Ibrahim Khalid

# The Unconventional Making of This Website

Us developers, often, decide to make a personal website to showcase our work and put our name out there. These are often created from static site generators as it is quick and easy to deploy.

  • CMS platform such as SquareSpace, WordPress, etc.
  • Static site generation using development kits such as Next.JS, this requires its own hosting, such as Vercel.
  • Static site generation using markdown and Jekyll, hosted on GitHub.

The simplest one for me was using Jekyll with GitHub. But it was not very fun. I could have gone towards Next.JS SSG with hosting on Vercel, but I skill-issued my self hard and decided to hack together a weird solution using some random JavaScript libraries. I will probably re-write this site in the future using an *ackshual* platform.

npm window shopping

JavaScript is one of the languages of all time. Over all this time, many libraries/frameworks have come out to cater to all sorts of user needs. There's even an npm package for padding white space to the left of some text.

After some googling I found two libraries that seemed promising for my use case. The first is is NakedJSX, which allows me to write JSX files and "compile" them into html files. The second library I used was showdown. Showdown allows for easy conversion between HTML and markdown.
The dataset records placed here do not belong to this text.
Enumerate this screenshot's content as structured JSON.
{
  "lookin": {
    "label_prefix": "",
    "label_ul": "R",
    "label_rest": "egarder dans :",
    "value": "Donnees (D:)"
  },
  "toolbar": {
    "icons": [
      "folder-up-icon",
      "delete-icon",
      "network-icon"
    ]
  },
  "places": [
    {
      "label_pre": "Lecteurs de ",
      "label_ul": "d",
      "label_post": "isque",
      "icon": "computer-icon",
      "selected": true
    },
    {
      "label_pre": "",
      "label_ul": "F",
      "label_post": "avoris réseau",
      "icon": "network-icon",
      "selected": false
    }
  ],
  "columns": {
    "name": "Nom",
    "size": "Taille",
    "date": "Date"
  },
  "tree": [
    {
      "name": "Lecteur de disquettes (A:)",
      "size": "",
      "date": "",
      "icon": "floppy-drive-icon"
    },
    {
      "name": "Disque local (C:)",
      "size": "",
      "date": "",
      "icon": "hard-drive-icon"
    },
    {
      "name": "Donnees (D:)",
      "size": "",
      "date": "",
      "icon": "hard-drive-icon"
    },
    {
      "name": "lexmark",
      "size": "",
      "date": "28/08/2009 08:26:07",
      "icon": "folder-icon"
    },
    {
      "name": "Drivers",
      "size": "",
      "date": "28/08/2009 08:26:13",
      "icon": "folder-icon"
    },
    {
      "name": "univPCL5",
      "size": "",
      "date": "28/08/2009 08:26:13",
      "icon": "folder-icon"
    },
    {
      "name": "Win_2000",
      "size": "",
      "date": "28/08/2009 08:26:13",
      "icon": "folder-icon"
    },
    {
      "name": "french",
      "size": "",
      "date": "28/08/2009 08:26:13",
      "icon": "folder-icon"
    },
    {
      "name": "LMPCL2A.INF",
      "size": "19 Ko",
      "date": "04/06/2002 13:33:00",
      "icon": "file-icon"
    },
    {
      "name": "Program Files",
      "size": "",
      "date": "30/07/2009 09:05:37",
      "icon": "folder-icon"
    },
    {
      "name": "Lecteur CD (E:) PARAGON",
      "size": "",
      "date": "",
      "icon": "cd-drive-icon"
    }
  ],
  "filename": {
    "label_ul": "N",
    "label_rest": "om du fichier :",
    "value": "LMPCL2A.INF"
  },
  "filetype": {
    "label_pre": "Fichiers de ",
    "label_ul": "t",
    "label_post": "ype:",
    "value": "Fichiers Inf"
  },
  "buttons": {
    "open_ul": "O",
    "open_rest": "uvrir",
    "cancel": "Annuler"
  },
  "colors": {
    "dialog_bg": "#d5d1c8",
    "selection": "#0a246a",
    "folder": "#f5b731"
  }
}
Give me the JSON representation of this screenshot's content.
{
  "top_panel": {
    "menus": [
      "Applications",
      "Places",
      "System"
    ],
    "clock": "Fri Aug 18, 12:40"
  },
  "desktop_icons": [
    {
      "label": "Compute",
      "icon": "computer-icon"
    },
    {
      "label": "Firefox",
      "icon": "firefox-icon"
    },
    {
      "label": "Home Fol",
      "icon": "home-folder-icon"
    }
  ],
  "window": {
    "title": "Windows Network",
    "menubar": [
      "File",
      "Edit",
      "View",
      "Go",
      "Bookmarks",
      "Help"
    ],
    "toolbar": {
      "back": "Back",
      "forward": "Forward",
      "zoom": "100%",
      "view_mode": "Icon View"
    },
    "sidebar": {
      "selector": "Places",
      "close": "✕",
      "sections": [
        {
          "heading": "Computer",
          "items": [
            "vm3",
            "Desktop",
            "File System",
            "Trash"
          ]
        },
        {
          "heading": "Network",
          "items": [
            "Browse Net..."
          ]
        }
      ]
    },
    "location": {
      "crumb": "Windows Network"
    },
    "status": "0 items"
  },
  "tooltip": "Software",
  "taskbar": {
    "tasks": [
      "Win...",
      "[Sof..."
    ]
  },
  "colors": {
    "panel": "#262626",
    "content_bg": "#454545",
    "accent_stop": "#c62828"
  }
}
With the help of these packages, some tailwindcss sprinkled in, I was ready to start developing my online presence.

Build process

The majority of my site is created directly using JSX files, which are converted to html using the npx nakedsjx command. The blog content is a bit harder to do as the showdown package converts markdown to HTML, and not JSX. To solve this hurdle, I created a script that uses showdown to convert the markdown to an html representation, add some tailwind classes, and paste the contents to a template jsx file.

This file is then added to the src directory where I open an edit it for any inconsistencies and committed to git history.

Takeaway

Though this is not the best solution, it is a solution that I came up with and understand in and out. If you take a look at my work history, you will see that I do not have much front end experience or JavaScript experience. This little project is an attempt to rectify that.